SCÈNE II Une autre partie de la plaine. Entrent Trombono el Remella.
TROMBONO

Ne perdez pas l’espérance, chère Remella. La fortune, qui est une bonne ménagère, tissera pour vous des jours heureux de sa soie la plus lisse. L’armée ne nous cherche pas de ce côté. Prenez cette mante couleur de la tempête, personne ne vous reconnaîtra.

(Il la lui met.)
REMELLA

Vous êtes un fils de la Providence, cher Trombono.

TROMBONO

Et vous, suave RemeIla, la parure du firmament.

(Ils sortent.)


ACTE QUATRIÈME Devant le rempart d’une ville. Entrent l’Archevêque d’ York et quelques seigneurs.
L’ARCHEVÊQUE D’YORK

Faisons diligence. La misérable armée du roi de France a quitté Paris voilà une heure. Elle est en route pour venir combattre la nôtre. Elle sera là ce soir. Ils ont du sang à perdre encore. Vous en arroserez les sillons de la vieille Angleterre. Ils ont besoin de cracher leurs dents. Ces hommes sont maigres comme des chevaux de brasseur. Nous qui sommes parmi les premiers-nés d’Égypte, nous les pétrirons. Soyez tous absous d’avance.

UN SEIGNEUR

Il a dégorgé sur nous. Nous voici comme des aigles farcis d’héroïsme.

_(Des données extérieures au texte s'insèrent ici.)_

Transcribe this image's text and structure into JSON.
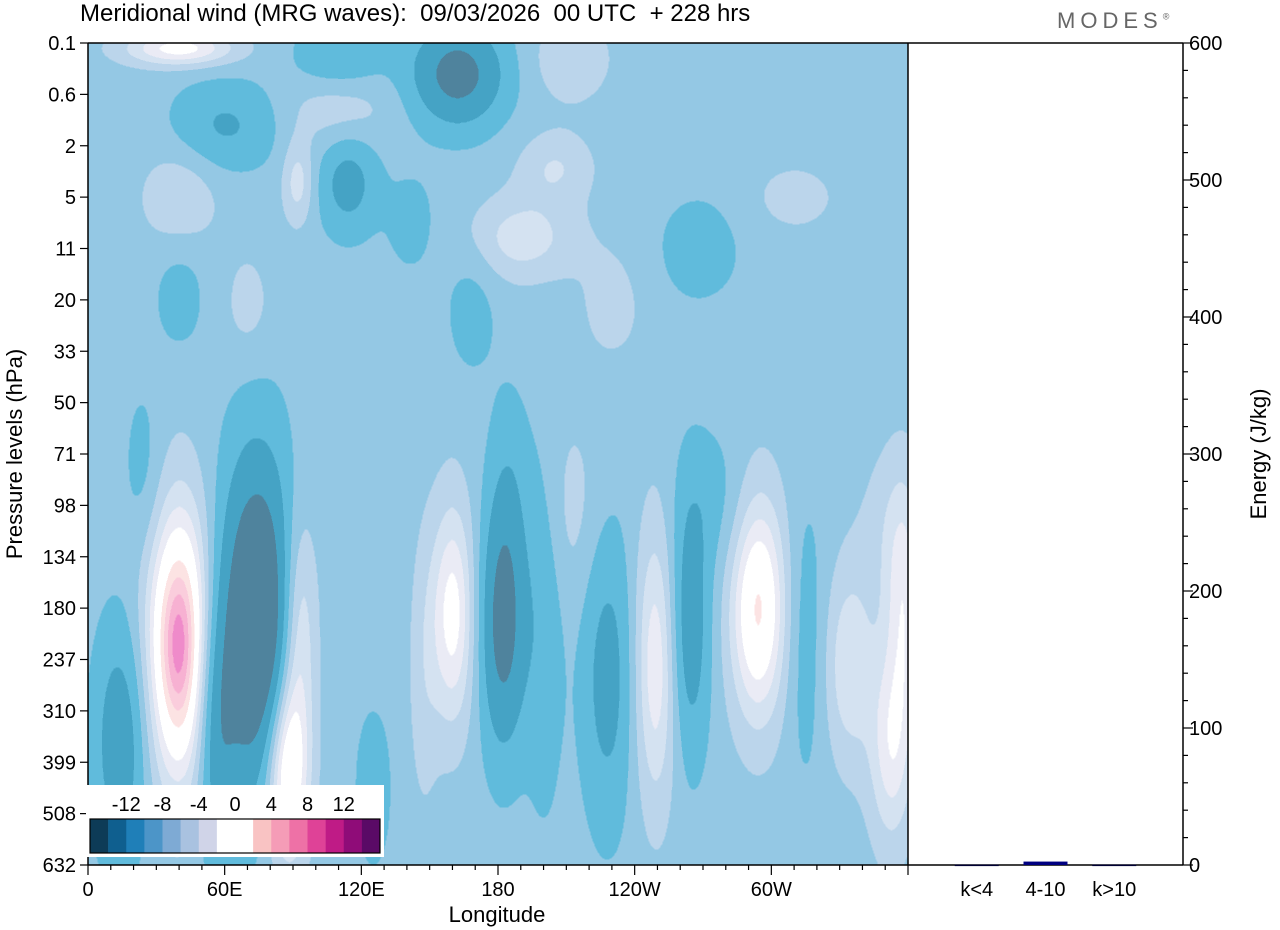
{
  "header": {
    "title": "Meridional wind (MRG waves):  09/03/2026  00 UTC  + 228 hrs",
    "logo": "MODES",
    "logo_mark": "®"
  },
  "chart_data": [
    {
      "type": "heatmap",
      "title": "Meridional wind (MRG waves):  09/03/2026  00 UTC  + 228 hrs",
      "xlabel": "Longitude",
      "ylabel": "Pressure levels (hPa)",
      "x_ticks": [
        "0",
        "60E",
        "120E",
        "180",
        "120W",
        "60W"
      ],
      "x_tick_degrees": [
        0,
        60,
        120,
        180,
        240,
        300
      ],
      "xlim": [
        0,
        360
      ],
      "y_ticks": [
        "0.1",
        "0.6",
        "2",
        "5",
        "11",
        "20",
        "33",
        "50",
        "71",
        "98",
        "134",
        "180",
        "237",
        "310",
        "399",
        "508",
        "632"
      ],
      "colorbar": {
        "labels": [
          "-12",
          "-8",
          "-4",
          "0",
          "4",
          "8",
          "12"
        ],
        "label_values": [
          -12,
          -8,
          -4,
          0,
          4,
          8,
          12
        ],
        "colors": [
          "#0d3b57",
          "#0f5f8f",
          "#1f7fb8",
          "#4c95c8",
          "#7eaad4",
          "#a9c2e0",
          "#d0d4e8",
          "#ffffff",
          "#ffffff",
          "#f9c3c3",
          "#f59cb7",
          "#ee71a6",
          "#df4297",
          "#bf1b86",
          "#8f0c78",
          "#5a0a66"
        ],
        "min": -16,
        "max": 16
      },
      "features": [
        {
          "lon": 40,
          "level": 11.7,
          "value": 13,
          "w": 10,
          "h": 1.9
        },
        {
          "lon": 74,
          "level": 11.3,
          "value": -14,
          "w": 11,
          "h": 2.2
        },
        {
          "lon": 92,
          "level": 11.3,
          "value": 6,
          "w": 6,
          "h": 1.6
        },
        {
          "lon": 87,
          "level": 14.1,
          "value": 10,
          "w": 7,
          "h": 1.3
        },
        {
          "lon": 14,
          "level": 13.6,
          "value": -6,
          "w": 8,
          "h": 1.6
        },
        {
          "lon": 56,
          "level": 13.3,
          "value": -6,
          "w": 6,
          "h": 1.8
        },
        {
          "lon": 160,
          "level": 11.1,
          "value": 7,
          "w": 7,
          "h": 1.6
        },
        {
          "lon": 182,
          "level": 11.3,
          "value": -9,
          "w": 7,
          "h": 1.7
        },
        {
          "lon": 200,
          "level": 11.3,
          "value": -3,
          "w": 6,
          "h": 2.5
        },
        {
          "lon": 228,
          "level": 12.3,
          "value": -5,
          "w": 8,
          "h": 2.0
        },
        {
          "lon": 249,
          "level": 12.1,
          "value": 6,
          "w": 7,
          "h": 2.0
        },
        {
          "lon": 264,
          "level": 11.3,
          "value": -6,
          "w": 6,
          "h": 1.8
        },
        {
          "lon": 294,
          "level": 11.0,
          "value": 9,
          "w": 9,
          "h": 1.6
        },
        {
          "lon": 315,
          "level": 11.6,
          "value": -2.5,
          "w": 6,
          "h": 2.0
        },
        {
          "lon": 334,
          "level": 12.1,
          "value": 4.5,
          "w": 8,
          "h": 1.4
        },
        {
          "lon": 358,
          "level": 11.2,
          "value": 5,
          "w": 6,
          "h": 1.8
        },
        {
          "lon": 352,
          "level": 13.8,
          "value": 5,
          "w": 7,
          "h": 1.4
        },
        {
          "lon": 24,
          "level": 8.3,
          "value": -2,
          "w": 6,
          "h": 1.2
        },
        {
          "lon": 185,
          "level": 8.6,
          "value": -2,
          "w": 6,
          "h": 1.4
        },
        {
          "lon": 212,
          "level": 9.1,
          "value": 2,
          "w": 10,
          "h": 1.4
        },
        {
          "lon": 147,
          "level": 12.3,
          "value": 2,
          "w": 5,
          "h": 2.0
        },
        {
          "lon": 125,
          "level": 14.5,
          "value": -3,
          "w": 5,
          "h": 1.0
        },
        {
          "lon": 352,
          "level": 9.4,
          "value": 2,
          "w": 10,
          "h": 1.2
        },
        {
          "lon": 275,
          "level": 8.9,
          "value": -2,
          "w": 10,
          "h": 1.0
        },
        {
          "lon": 40,
          "level": 0.1,
          "value": 7,
          "w": 18,
          "h": 0.25
        },
        {
          "lon": 110,
          "level": 0.3,
          "value": -4,
          "w": 14,
          "h": 0.5
        },
        {
          "lon": 162,
          "level": 0.6,
          "value": -9,
          "w": 14,
          "h": 0.7
        },
        {
          "lon": 212,
          "level": 0.3,
          "value": 3,
          "w": 12,
          "h": 0.6
        },
        {
          "lon": 110,
          "level": 1.2,
          "value": 3,
          "w": 16,
          "h": 0.6
        },
        {
          "lon": 60,
          "level": 1.6,
          "value": -4,
          "w": 16,
          "h": 0.6
        },
        {
          "lon": 40,
          "level": 3.0,
          "value": 3,
          "w": 12,
          "h": 0.7
        },
        {
          "lon": 114,
          "level": 2.7,
          "value": -5,
          "w": 9,
          "h": 0.7
        },
        {
          "lon": 92,
          "level": 2.7,
          "value": 4,
          "w": 5,
          "h": 0.6
        },
        {
          "lon": 190,
          "level": 3.8,
          "value": 4,
          "w": 18,
          "h": 0.6
        },
        {
          "lon": 142,
          "level": 3.5,
          "value": -2,
          "w": 8,
          "h": 0.7
        },
        {
          "lon": 205,
          "level": 2.4,
          "value": 3,
          "w": 12,
          "h": 0.5
        },
        {
          "lon": 268,
          "level": 4.0,
          "value": -2,
          "w": 14,
          "h": 0.8
        },
        {
          "lon": 310,
          "level": 3.0,
          "value": 2,
          "w": 14,
          "h": 0.5
        },
        {
          "lon": 168,
          "level": 5.1,
          "value": -2,
          "w": 8,
          "h": 1.0
        },
        {
          "lon": 230,
          "level": 5.1,
          "value": 2,
          "w": 10,
          "h": 0.8
        },
        {
          "lon": 40,
          "level": 4.9,
          "value": -2,
          "w": 8,
          "h": 0.8
        },
        {
          "lon": 70,
          "level": 5.1,
          "value": 2,
          "w": 8,
          "h": 0.8
        }
      ]
    },
    {
      "type": "bar",
      "ylabel": "Energy (J/kg)",
      "ylim": [
        0,
        600
      ],
      "y_ticks": [
        0,
        100,
        200,
        300,
        400,
        500,
        600
      ],
      "categories": [
        "k<4",
        "4-10",
        "k>10"
      ],
      "values": [
        0.3,
        2.5,
        0.3
      ],
      "bar_colors": [
        "#000033",
        "#000080",
        "#000033"
      ]
    }
  ]
}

(Ils sortent. Entre Hadeverh avec un ermite.)
HADEVERH

Je parle la langue près du cœur. Un orage gronde dans ma poitrine. Les avez-vous vus ?

L’ERMITE

On a fermé les portes de la tour, et les fidèles sujets du roi ont l’intention de manifester leur loyauté par une éclatante revanche.

HADEVERH

Merci.

(Il lui crève l’œil gauche avec son éperon droit, le tue et sort.)


ACTE CINQUIÈME
Au bord de la mer. Orage.
LE DUC

Par ma gorge ! Damnation ! Voilà la récompense ! Tourbillons de l’ouragan ! Vagues aux féroces gueules vertes ! Éclairs terribles ! Déchirez cet air où j’ai vécu jusqu’ici, fouettez-le, châtiez-le d’avoir permis de telles choses ! Et toi, terre damnée, ouvre-toi pour engloutir le plus infortuné de tes enfants !

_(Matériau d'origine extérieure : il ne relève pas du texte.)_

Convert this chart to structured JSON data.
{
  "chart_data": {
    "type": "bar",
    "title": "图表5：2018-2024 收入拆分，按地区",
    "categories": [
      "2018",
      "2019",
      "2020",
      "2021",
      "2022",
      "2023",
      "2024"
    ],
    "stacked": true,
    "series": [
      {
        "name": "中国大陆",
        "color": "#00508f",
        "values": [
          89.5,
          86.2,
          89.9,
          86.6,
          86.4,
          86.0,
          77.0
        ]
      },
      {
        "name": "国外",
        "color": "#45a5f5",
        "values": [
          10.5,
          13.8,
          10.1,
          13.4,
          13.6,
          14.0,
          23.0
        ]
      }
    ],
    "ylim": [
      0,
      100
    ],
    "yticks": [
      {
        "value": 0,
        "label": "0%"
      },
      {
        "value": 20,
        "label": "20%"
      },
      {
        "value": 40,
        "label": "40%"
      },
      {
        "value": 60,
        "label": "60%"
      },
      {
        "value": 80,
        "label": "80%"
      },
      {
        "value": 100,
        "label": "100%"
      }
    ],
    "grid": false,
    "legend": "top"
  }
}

(Entrent Remella et Trombono.)
REMELLA.

Ciel ! le duc, mon père !

LE DUC

Que mes yeux ne sont-ils devenus chassieux avant de me montrer un tel spectacle !

(Entrent Hadeverh et deux assassins.)
HADEVERH

Trombono, tu vas payer ta perfidie ! Tue ! Tue !

PREMIER ASSASSIN

C’est celui-là, monseigneur ?

HADEVERH

Vois plutôt.

(Il le tue.)
DEUXIÈME ASSASSIN

Je crois que le merlan est recuit sur la table[20].

REMELLA

Horreur ! Triple horreur ! Tiens, affreux !

(Elle le frappe.)
HADEVERH

Hélas ! je vais coucher avec ma mère la terre.

(Il expire.)
REMELLA

Le plus petit œil de la lune

À fait cuire la sorcière.
C’est pourquoi le jeune loriot
Va retourner la marmite.
(Elle sort en chantant.)
LE DUC

Ma fille a perdu l’esprit. Enfer !

(Il se tue.)



  1. Les mots en Italiques sont en français dans le texte original.
  2. On sait que le calendrier julien retarde de quatorze jours sur le calendrier grégorien.
  3. Habitude, genre d’existence.
  4. Trou.
  5. Blond.
  6. Feu.
  7. Monnaie russe valant un douzième de florin.
  8. Boisson fermentée usitée par les gens du peuple.
  9. Bons conseils.
  10. Sorte de jaquette tcherkesse.
  11. Sorte d’étoffe tartare.
  12. Maison.
  13. Exemple.
  14. Matth., XXVI, 17.
  15. Sainteté.
  16. Apôtre.
  17. Les navigateurs rapportent que les singes de l’archipel Toutouasamémé sont ornés d’une queue jaune, brune et blanche (Buffon, XVIII, Hist. Nat.).
  18. Prison des environ de Londres.
  19. On trouvera cette idée ébauchée dans notre brochure : Le Moi, sa bouture et son marcottage. Mais il nous a paru que là son raccourci était insupportable. Elle méritait le développement que nous lui donnons ici.
  20. Jeu de mots intraduisible en français.